Websites should be used more and more for reasons of pic related. Especially with the advancements of HTML5, javascript and the modern browser. A web app in browser can do basically everything that a standalone app can.
The difference being, companies love their standalone apps for analytical purposes. The app is your own little ecosystem and you don't have to worry about things like ad blockers. Although people can still block them at the DNS level, but normies don't do that kind of stuff.
>>60259167
Other way around mobile apps are retardo tier.
>>60263762
>>60263882
>>60262901
>>60260753
i don't think you get >>60263597 or OP
it's not about things implemented as websites, it's about big companies centralizing the web
Example one: mid 00 there were a handful of relevant video hosters, these days it's youtube only.
Example two: Before, everyone hosted his own board, issue tracker and whatnot, these days people complain once Facebook changes its design, they whine about plebbit loosing custom CSS and whatever.
>>60263977
Isn't this happening with github too? I've seen a lot of FOSS projects move their source repos from sourceforge to github lately.
>>60263977
>I don't think you get what OP meant.
What OP said was pretty vague so it's open to interpretation. Having said that, I've interpreted that you have misinterpreted what he meant. You are wrong.
ps. I'm OP
>>60264028
yes
>>60264029
ok
also, I'm OP, nothing personnel kid
>>60259167
Websites will be used more and more and will increasingly make use of emerging tech to gain app-like abilities. Service-workers and Google's PWA movement already laid the foundations for it. By allowing sites to take offline caching and online resource fetches into their own hands and pairing that with the ability to pin a site that supports this to your homescreen, you essentially get an on-the-fly installable app, which is always updated when connectivity is available and is isolated from the remainder of the system by virtue of the browser's sandbox.
Since websites are reachable via easily shareable hyperlinks that are extremely tech-agnostic, they also make for a much more convenient method of sharing app-like experiences and we can make use of decades worth of search spider tech to float relevant apps for certain search queries to the top of a result list.
In contrast apps installed from centralized app stores are going to die out. Statistics already show that outside of a few high-profile high-use apps, the app market is basically dead for all newcomers, choking on its own swill. Seriously; look up what the "app discovery problem" entails. Websites, hyperlink based sharing and web based search combine to avoid that problem.

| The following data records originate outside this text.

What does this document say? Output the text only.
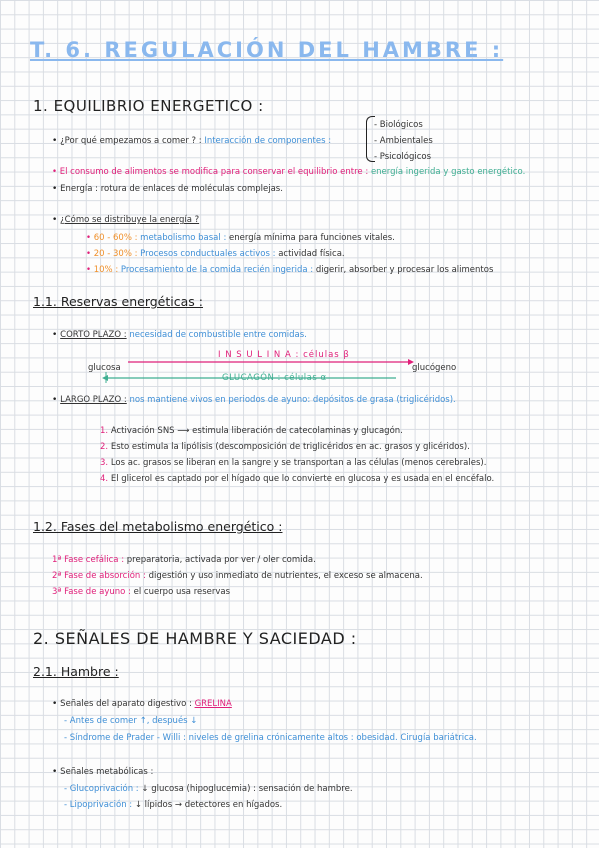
T. 6. REGULACIÓN DEL HAMBRE :
1. EQUILIBRIO ENERGETICO :
• ¿Por qué empezamos a comer ? : Interacción de componentes :
- Biológicos
- Ambientales
- Psicológicos
• El consumo de alimentos se modifica para conservar el equilibrio entre : energía ingerida y gasto energético.
• Energía : rotura de enlaces de moléculas complejas.
• ¿Cómo se distribuye la energía ?
• 60 - 60% : metabolismo basal : energía mínima para funciones vitales.
• 20 - 30% : Procesos conductuales activos : actividad física.
• 10% : Procesamiento de la comida recién ingerida : digerir, absorber y procesar los alimentos
1.1. Reservas energéticas :
• CORTO PLAZO : necesidad de combustible entre comidas.
I N S U L I N A : células β
glucosa	glucógeno
GLUCAGÓN : células α
• LARGO PLAZO : nos mantiene vivos en periodos de ayuno: depósitos de grasa (triglicéridos).
1. Activación SNS ⟶ estimula liberación de catecolaminas y glucagón.
2. Esto estimula la lipólisis (descomposición de triglicéridos en ac. grasos y glicéridos).
3. Los ac. grasos se liberan en la sangre y se transportan a las células (menos cerebrales).
4. El glicerol es captado por el hígado que lo convierte en glucosa y es usada en el encéfalo.
1.2. Fases del metabolismo energético :
1ª Fase cefálica : preparatoria, activada por ver / oler comida.
2ª Fase de absorción : digestión y uso inmediato de nutrientes, el exceso se almacena.
3ª Fase de ayuno : el cuerpo usa reservas
2. SEÑALES DE HAMBRE Y SACIEDAD :
2.1. Hambre :
• Señales del aparato digestivo : GRELINA
- Antes de comer ↑, después ↓
- Síndrome de Prader - Willi : niveles de grelina crónicamente altos : obesidad. Cirugía bariátrica.
• Señales metabólicas :
- Glucoprivación : ↓ glucosa (hipoglucemia) : sensación de hambre.
- Lipoprivación : ↓ lípidos → detectores en hígados.
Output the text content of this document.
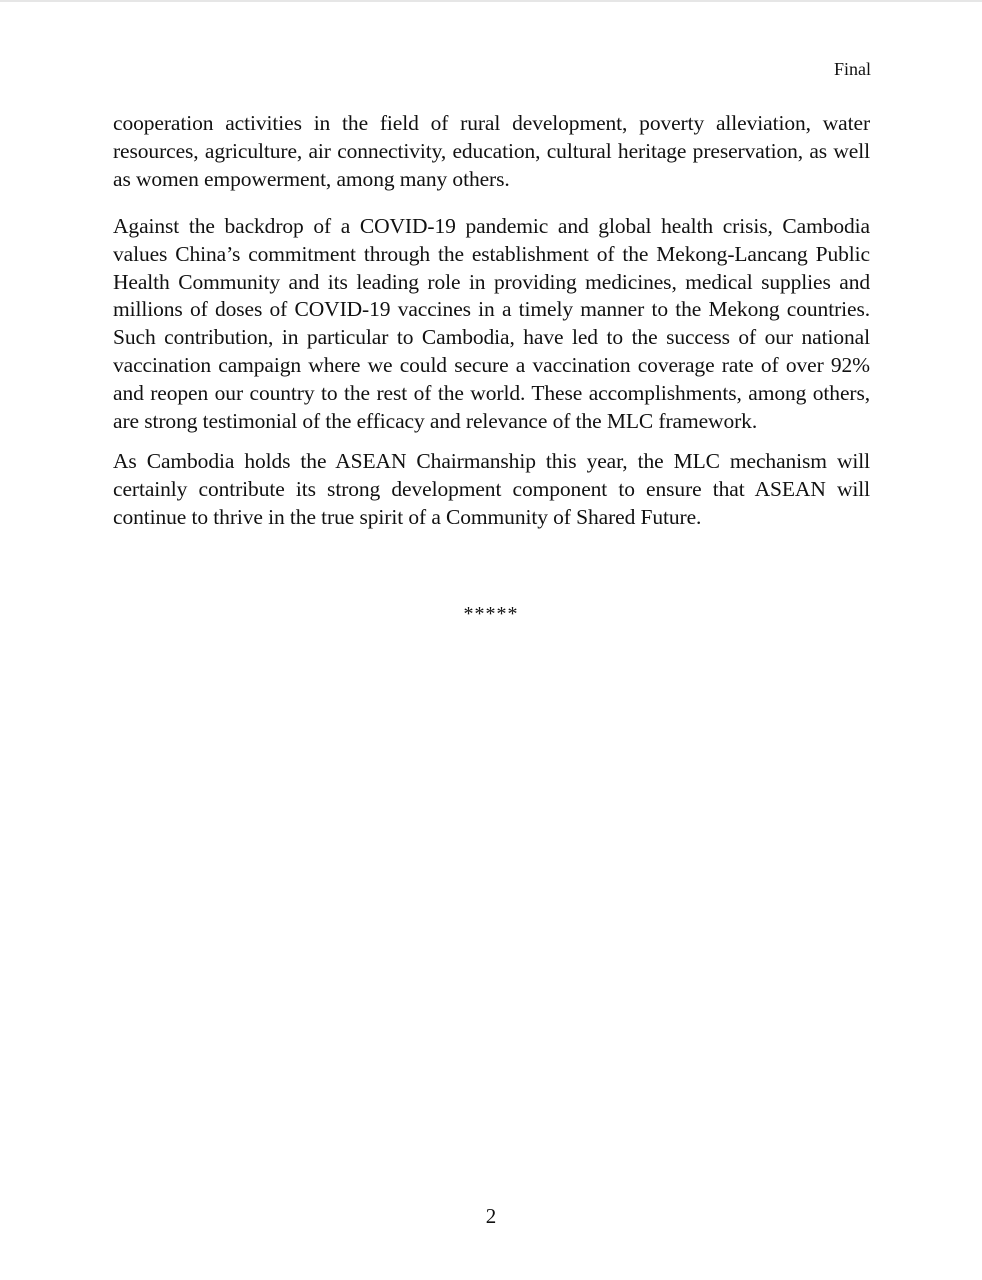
Final

cooperation activities in the field of rural development, poverty alleviation, water resources, agriculture, air connectivity, education, cultural heritage preservation, as well as women empowerment, among many others.

Against the backdrop of a COVID-19 pandemic and global health crisis, Cambodia values China’s commitment through the establishment of the Mekong-Lancang Public Health Community and its leading role in providing medicines, medical supplies and millions of doses of COVID-19 vaccines in a timely manner to the Mekong countries. Such contribution, in particular to Cambodia, have led to the success of our national vaccination campaign where we could secure a vaccination coverage rate of over 92% and reopen our country to the rest of the world. These accomplishments, among others, are strong testimonial of the efficacy and relevance of the MLC framework.

As Cambodia holds the ASEAN Chairmanship this year, the MLC mechanism will certainly contribute its strong development component to ensure that ASEAN will continue to thrive in the true spirit of a Community of Shared Future.

*****
2
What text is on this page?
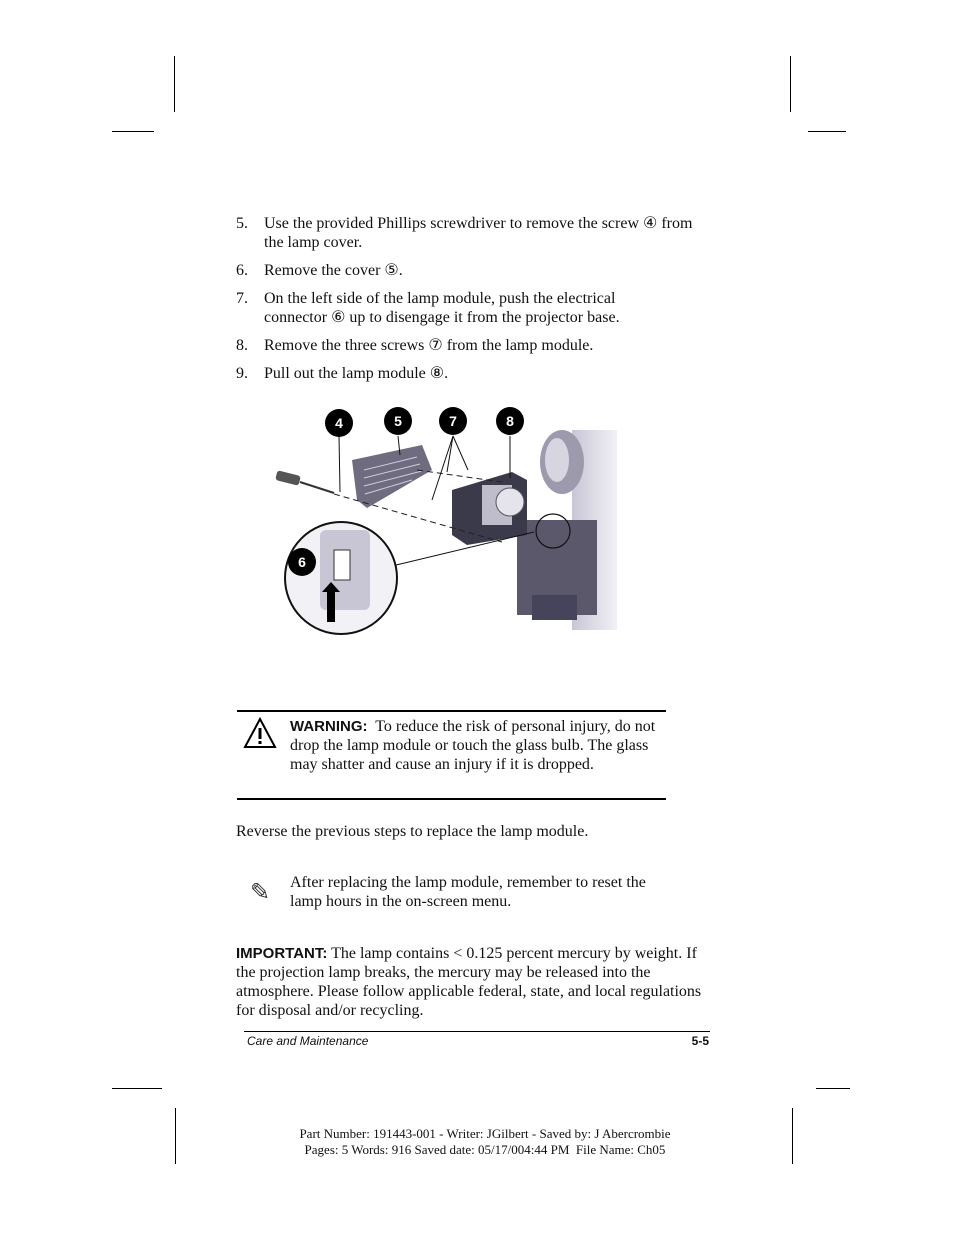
5. Use the provided Phillips screwdriver to remove the screw ④ from the lamp cover.
6. Remove the cover ⑤.
7. On the left side of the lamp module, push the electrical connector ⑥ up to disengage it from the projector base.
8. Remove the three screws ⑦ from the lamp module.
9. Pull out the lamp module ⑧.
4	5	7	8
6
WARNING: To reduce the risk of personal injury, do not drop the lamp module or touch the glass bulb. The glass may shatter and cause an injury if it is dropped.
Reverse the previous steps to replace the lamp module.
✎ After replacing the lamp module, remember to reset the lamp hours in the on-screen menu.
IMPORTANT: The lamp contains < 0.125 percent mercury by weight. If the projection lamp breaks, the mercury may be released into the atmosphere. Please follow applicable federal, state, and local regulations for disposal and/or recycling.
Care and Maintenance	5-5
Part Number: 191443-001 - Writer: JGilbert - Saved by: J Abercrombie
Pages: 5 Words: 916 Saved date: 05/17/004:44 PM  File Name: Ch05
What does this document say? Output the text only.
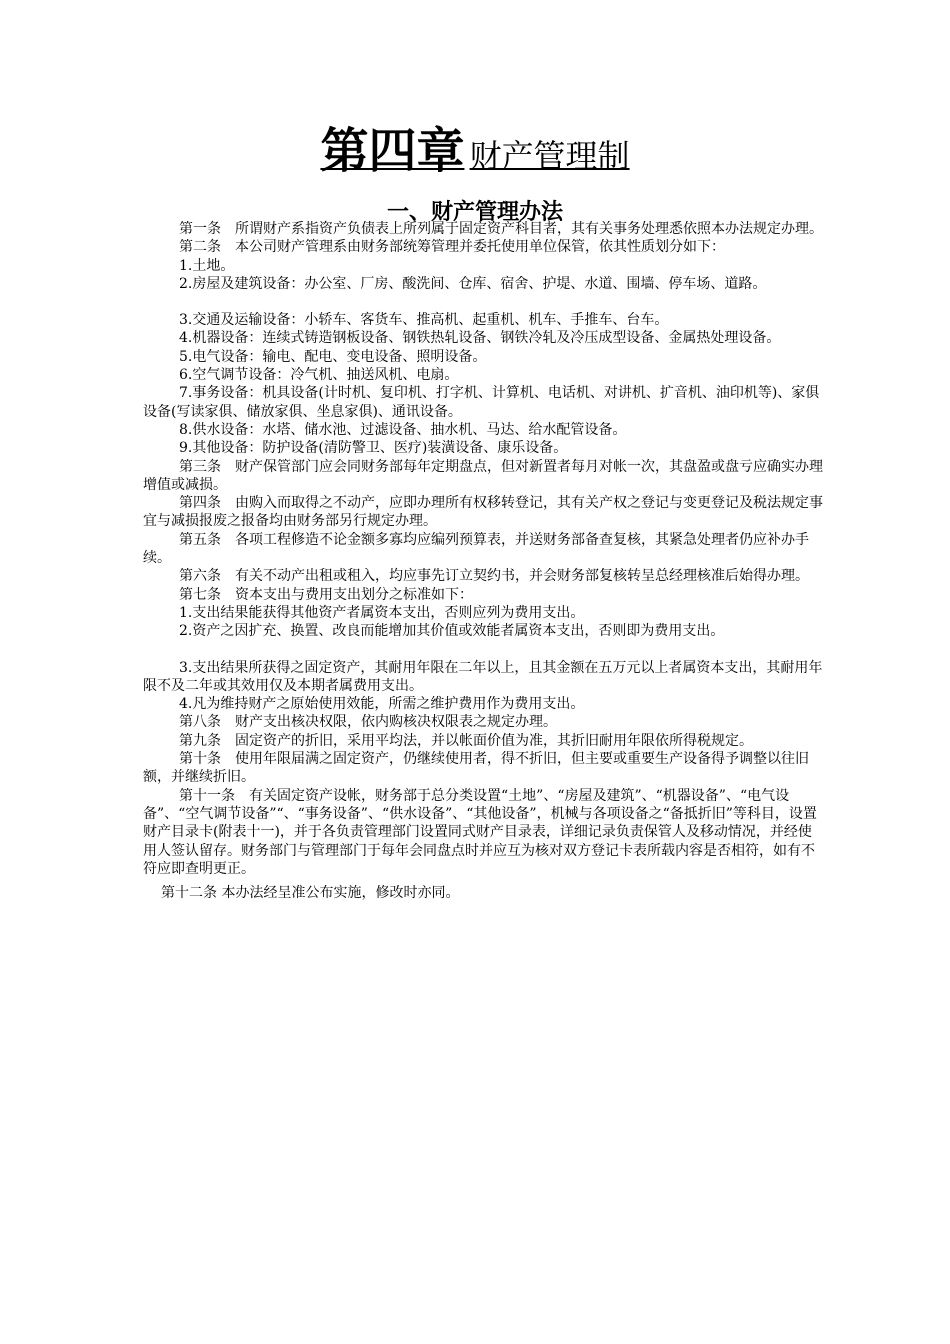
第四章 财产管理制
一、财产管理办法

第一条　所谓财产系指资产负债表上所列属于固定资产科目者，其有关事务处理悉依照本办法规定办理。

第二条　本公司财产管理系由财务部统筹管理并委托使用单位保管，依其性质划分如下：

1.土地。

2.房屋及建筑设备：办公室、厂房、酸洗间、仓库、宿舍、护堤、水道、围墙、停车场、道路。

3.交通及运输设备：小轿车、客货车、推高机、起重机、机车、手推车、台车。

4.机器设备：连续式铸造钢板设备、钢铁热轧设备、钢铁冷轧及冷压成型设备、金属热处理设备。

5.电气设备：输电、配电、变电设备、照明设备。

6.空气调节设备：冷气机、抽送风机、电扇。

7.事务设备：机具设备(计时机、复印机、打字机、计算机、电话机、对讲机、扩音机、油印机等)、家俱设备(写读家俱、储放家俱、坐息家俱)、通讯设备。

8.供水设备：水塔、储水池、过滤设备、抽水机、马达、给水配管设备。

9.其他设备：防护设备(清防警卫、医疗)装潢设备、康乐设备。

第三条　财产保管部门应会同财务部每年定期盘点，但对新置者每月对帐一次，其盘盈或盘亏应确实办理增值或减损。

第四条　由购入而取得之不动产，应即办理所有权移转登记，其有关产权之登记与变更登记及税法规定事宜与减损报废之报备均由财务部另行规定办理。

第五条　各项工程修造不论金额多寡均应编列预算表，并送财务部备查复核，其紧急处理者仍应补办手续。

第六条　有关不动产出租或租入，均应事先订立契约书，并会财务部复核转呈总经理核准后始得办理。

第七条　资本支出与费用支出划分之标准如下：

1.支出结果能获得其他资产者属资本支出，否则应列为费用支出。

2.资产之因扩充、换置、改良而能增加其价值或效能者属资本支出，否则即为费用支出。

3.支出结果所获得之固定资产，其耐用年限在二年以上，且其金额在五万元以上者属资本支出，其耐用年限不及二年或其效用仅及本期者属费用支出。

4.凡为维持财产之原始使用效能，所需之维护费用作为费用支出。

第八条　财产支出核决权限，依内购核决权限表之规定办理。

第九条　固定资产的折旧，采用平均法，并以帐面价值为准，其折旧耐用年限依所得税规定。

第十条　使用年限届满之固定资产，仍继续使用者，得不折旧，但主要或重要生产设备得予调整以往旧额，并继续折旧。

第十一条　有关固定资产设帐，财务部于总分类设置“土地”、“房屋及建筑”、“机器设备”、“电气设备”、“空气调节设备”“、“事务设备”、“供水设备”、“其他设备”，机械与各项设备之“备抵折旧”等科目，设置财产目录卡(附表十一)，并于各负责管理部门设置同式财产目录表，详细记录负责保管人及移动情况，并经使用人签认留存。财务部门与管理部门于每年会同盘点时并应互为核对双方登记卡表所载内容是否相符，如有不符应即查明更正。

第十二条 本办法经呈准公布实施，修改时亦同。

On the other end, we'll be getting smarter and smarter personal assistant tech, which will eventually just go out to headless web-services for data or compute operations and then report back results themselves in an integrated fashion. That's basically the end-goal: artificial semi-intelligence that learns your likes and needs and acts appropriately on them, cutting out the current website or app middleman. (This is also a terrifying prospect for Google, since a lot of their income is gained from ad impressions on websites.)
>>60264071
I'm OP
>>60263977
>YouTube only
Vimeo and daily motion? Oh wait, no, you're projecting from your squalid experience of other people's lives. Carry on
>>60264209
>>60264071
>>60264029
it's not nice to lie on the internet
>>60264215
>Vimeo and daily motion?
went out of relevance about 3 and 5 years ago, although you could argue they never were relevant.
Seriously, I'm probably one of the more common users of them
>>60264215
vimeo and daily motion do not compare.
ask any normie on the street "have you used daily motion lately" and they'll say what the fuck are you talking about.
youtube basically has a monopoly at this point, whether you'd like to admit it or not.